In the absence of legislative authority or published regulatory guidelines, we now have government-by-strong-arm. The most unseemly example may have been the AIG bonus frenzy in which Congress, egged on by the president, decided that employment contracts don’t matter if the mob howls loudly enough. The notion that we are a nation of laws that apply in all situations and without regard to the whims of individual government functionaries is coming under fire like never before in our nation’s history. In the guise of tending to an economic emergency, the Treasury secretary, fed chairman, and president roam the economic landscape making up rules, reneging on deals (are we including toxic asset buying firms in the TARP compensation rules or not this week?), and encroaching further and further on the day-to-day management of what used to be private firms.
There is no excuse legally or otherwise for private industry executives to give into such tactics when they think their companies may suffer as a result. Nevertheless, one can understand why they do it. It is not easy to stand up to bullies who are threatening to pull the plug on financing or who have the power to stress-test you into bankruptcy. But it is unseemly behavior and something I suspect the public won’t like one bit once they understand the magnitude of the bullying.
And there are indications that the public is wary of this sort of thing. Most polls show that they hate bailouts, which is generally the source of the government’s power to browbeat firms. And as David Brooks observed:
The crisis has not sent Americans running to government for relief. Nor has it led to a populist surge in anti-business sentiment. In a recent Gallup poll, 55 percent of Americans said that big government is the biggest threat to the country. Only 32 percent said big business. Those answers are near historical norms.
Americans have always been skeptical of activist government, and that skepticism remains. When Gallup asked specifically about the current crisis, 44 percent of Americans said they disapprove of an expanded role for government during the crisis; 39 percent said they approve of an expanded role but want it reduced when the crisis is over; and only 13 percent want to see a permanently expanded role for government.

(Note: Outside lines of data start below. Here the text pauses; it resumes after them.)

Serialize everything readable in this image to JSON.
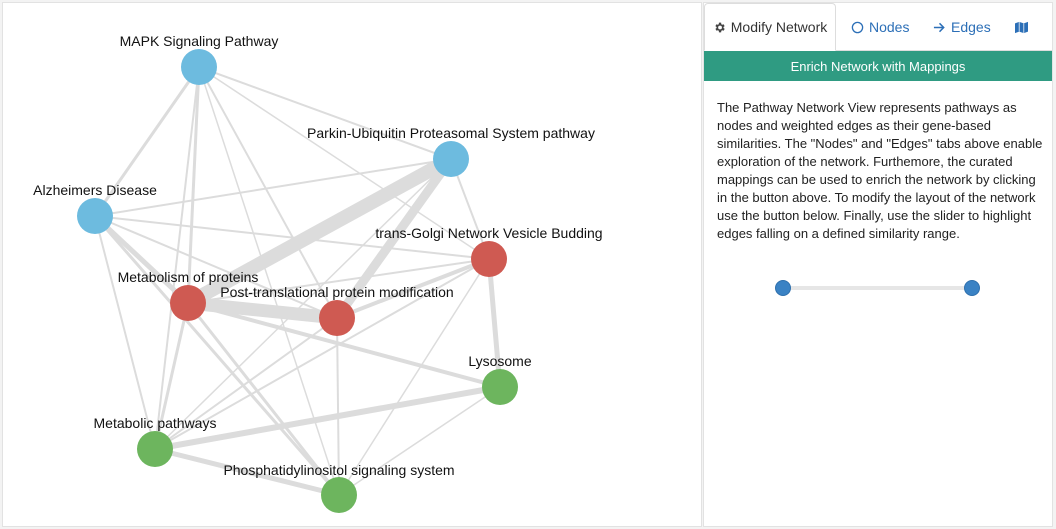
{
  "tabs": [
    {
      "label": "Modify Network",
      "icon": "gear-icon",
      "active": true
    },
    {
      "label": "Nodes",
      "icon": "circle-icon"
    },
    {
      "label": "Edges",
      "icon": "arrow-right-icon"
    },
    {
      "label": "",
      "icon": "map-icon"
    }
  ],
  "enrich_button_label": "Enrich Network with Mappings",
  "description": "The Pathway Network View represents pathways as nodes and weighted edges as their gene-based similarities. The \"Nodes\" and \"Edges\" tabs above enable exploration of the network. Furthemore, the curated mappings can be used to enrich the network by clicking in the button above. To modify the layout of the network use the button below. Finally, use the slider to highlight edges falling on a defined similarity range.",
  "colors": {
    "blue_node": "#6dbbdf",
    "red_node": "#cf5a52",
    "green_node": "#6db55e",
    "edge": "#dcdcdc",
    "accent": "#2f9b82",
    "slider": "#3a82c4"
  },
  "network": {
    "nodes": [
      {
        "id": "mapk",
        "label": "MAPK Signaling Pathway",
        "group": "blue"
      },
      {
        "id": "parkin",
        "label": "Parkin-Ubiquitin Proteasomal System pathway",
        "group": "blue"
      },
      {
        "id": "alz",
        "label": "Alzheimers Disease",
        "group": "blue"
      },
      {
        "id": "tgn",
        "label": "trans-Golgi Network Vesicle Budding",
        "group": "red"
      },
      {
        "id": "metprot",
        "label": "Metabolism of proteins",
        "group": "red"
      },
      {
        "id": "ptm",
        "label": "Post-translational protein modification",
        "group": "red"
      },
      {
        "id": "lyso",
        "label": "Lysosome",
        "group": "green"
      },
      {
        "id": "metpath",
        "label": "Metabolic pathways",
        "group": "green"
      },
      {
        "id": "pi",
        "label": "Phosphatidylinositol signaling system",
        "group": "green"
      }
    ],
    "edges": [
      {
        "source": "parkin",
        "target": "metprot",
        "weight": 14
      },
      {
        "source": "parkin",
        "target": "ptm",
        "weight": 9
      },
      {
        "source": "metprot",
        "target": "ptm",
        "weight": 13
      },
      {
        "source": "metpath",
        "target": "lyso",
        "weight": 6
      },
      {
        "source": "metpath",
        "target": "pi",
        "weight": 5
      },
      {
        "source": "tgn",
        "target": "lyso",
        "weight": 5
      },
      {
        "source": "alz",
        "target": "metprot",
        "weight": 5
      },
      {
        "source": "metprot",
        "target": "lyso",
        "weight": 4
      },
      {
        "source": "ptm",
        "target": "tgn",
        "weight": 4
      },
      {
        "source": "mapk",
        "target": "alz",
        "weight": 3
      },
      {
        "source": "mapk",
        "target": "metprot",
        "weight": 3
      },
      {
        "source": "mapk",
        "target": "parkin",
        "weight": 2
      },
      {
        "source": "alz",
        "target": "tgn",
        "weight": 2
      },
      {
        "source": "alz",
        "target": "parkin",
        "weight": 2
      },
      {
        "source": "alz",
        "target": "pi",
        "weight": 3
      },
      {
        "source": "alz",
        "target": "metpath",
        "weight": 2
      },
      {
        "source": "alz",
        "target": "ptm",
        "weight": 2
      },
      {
        "source": "mapk",
        "target": "ptm",
        "weight": 2
      },
      {
        "source": "mapk",
        "target": "pi",
        "weight": 1.5
      },
      {
        "source": "mapk",
        "target": "metpath",
        "weight": 2
      },
      {
        "source": "metprot",
        "target": "metpath",
        "weight": 3
      },
      {
        "source": "metprot",
        "target": "tgn",
        "weight": 2
      },
      {
        "source": "ptm",
        "target": "metpath",
        "weight": 2
      },
      {
        "source": "ptm",
        "target": "pi",
        "weight": 2
      },
      {
        "source": "tgn",
        "target": "metpath",
        "weight": 2
      },
      {
        "source": "tgn",
        "target": "pi",
        "weight": 1.5
      },
      {
        "source": "parkin",
        "target": "tgn",
        "weight": 2
      },
      {
        "source": "metprot",
        "target": "pi",
        "weight": 3
      },
      {
        "source": "lyso",
        "target": "pi",
        "weight": 1.5
      },
      {
        "source": "mapk",
        "target": "tgn",
        "weight": 1.5
      },
      {
        "source": "parkin",
        "target": "metpath",
        "weight": 1.5
      }
    ]
  }
}
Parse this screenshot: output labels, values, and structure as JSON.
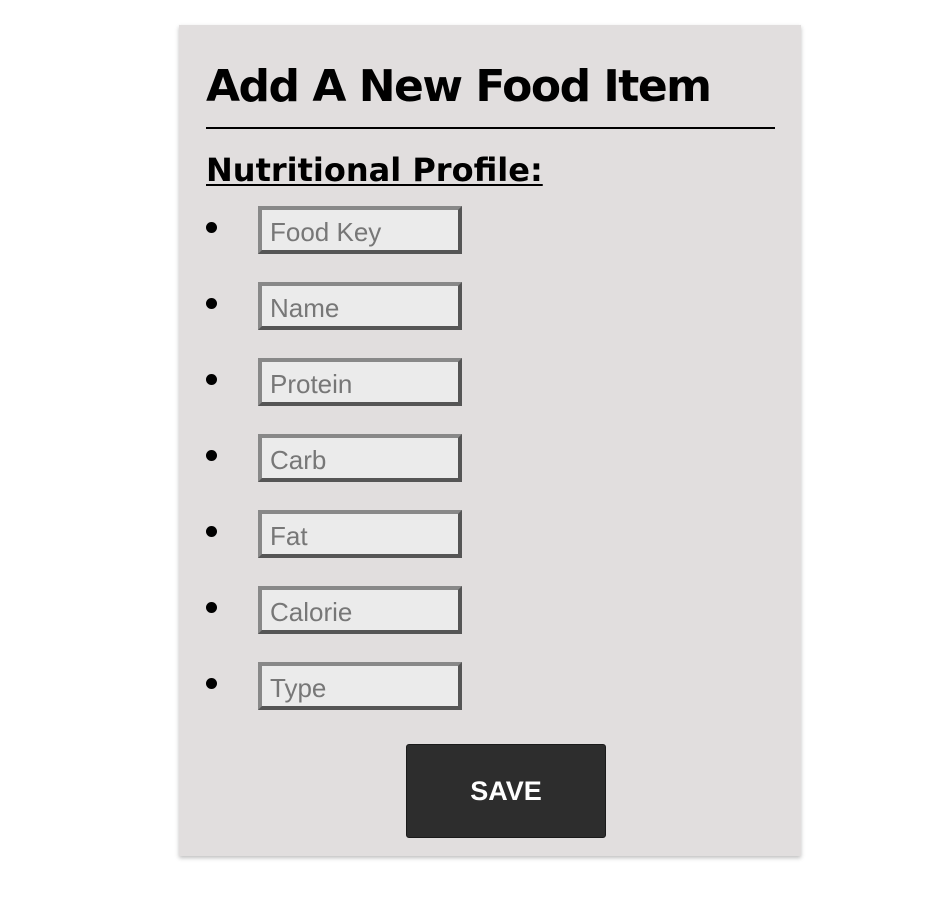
{
  "form": {
    "title": "Add A New Food Item",
    "subtitle": "Nutritional Profile:",
    "fields": [
      {
        "placeholder": "Food Key",
        "value": ""
      },
      {
        "placeholder": "Name",
        "value": ""
      },
      {
        "placeholder": "Protein",
        "value": ""
      },
      {
        "placeholder": "Carb",
        "value": ""
      },
      {
        "placeholder": "Fat",
        "value": ""
      },
      {
        "placeholder": "Calorie",
        "value": ""
      },
      {
        "placeholder": "Type",
        "value": ""
      }
    ],
    "save_label": "SAVE"
  },
  "colors": {
    "page_background": "#ffffff",
    "card_background": "#e1dede",
    "input_background": "#ebebeb",
    "button_background": "#2d2d2d",
    "button_text": "#ffffff"
  }
}
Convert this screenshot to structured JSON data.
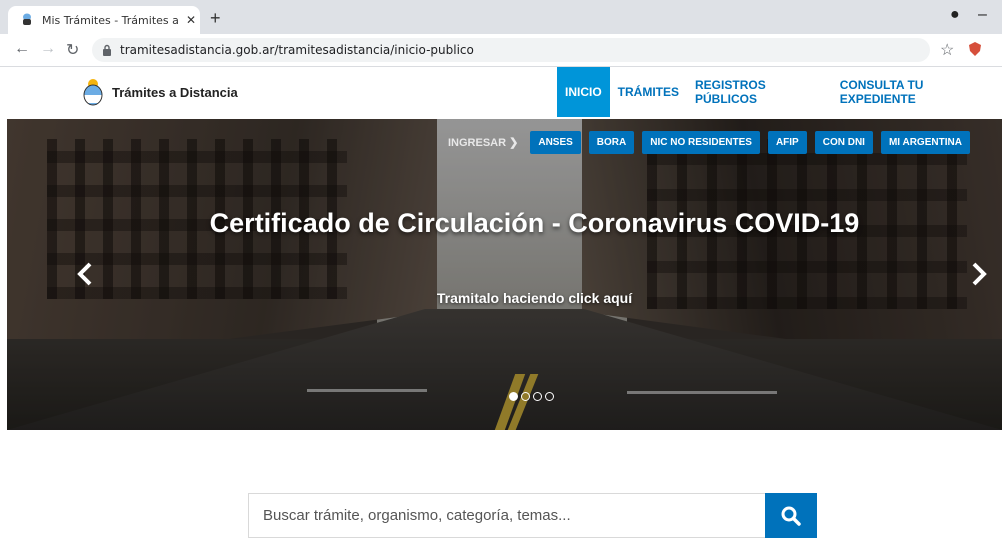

So it may be that as they learn the magnitude of the government’s meddling — and the details of the government’s newfound willingness to not only expand but to threaten, cajole, and extort businesses — the public may recoil.
More importantly, after getting a glimpse of this, Congress may want to re-establish the lawmaking and oversight role which it has temporarily abandoned. For a group that railed against the Bush administration’s overreaching vision of the executive branch, there has been deafening silence about the Obama administration’s brazen willingness to act with no appropriation of funds or regulatory authorization from Congress. Congressional Republicans in particular may want to get cracking on some regulatory reform, which would not only set reasonable rules for business but restrain the excesses of the executive branch. If given the choice between some new regulatory framework for government agencies or letting the Bernanke-Geither-Obama crew prowl through American industry firing executives and forcing deals at will, Republicans may decide the former is infinitely more desirable.
In the meantime, kudos to Cuomo, who may have uncovered the biggest and most dangerous racket of them all — the Obama economic team. And please buckle up. We have never seen an investigation of this type before involving a chairman of the Federal Reserve. It will, I think, prove extremely illuminating. It also may possibly complicate the Obama administration’s effort to micro-manage the economy. Once the public figures out what the government is up to, they might decide that bullying private industry isn’t the “change” they had in mind.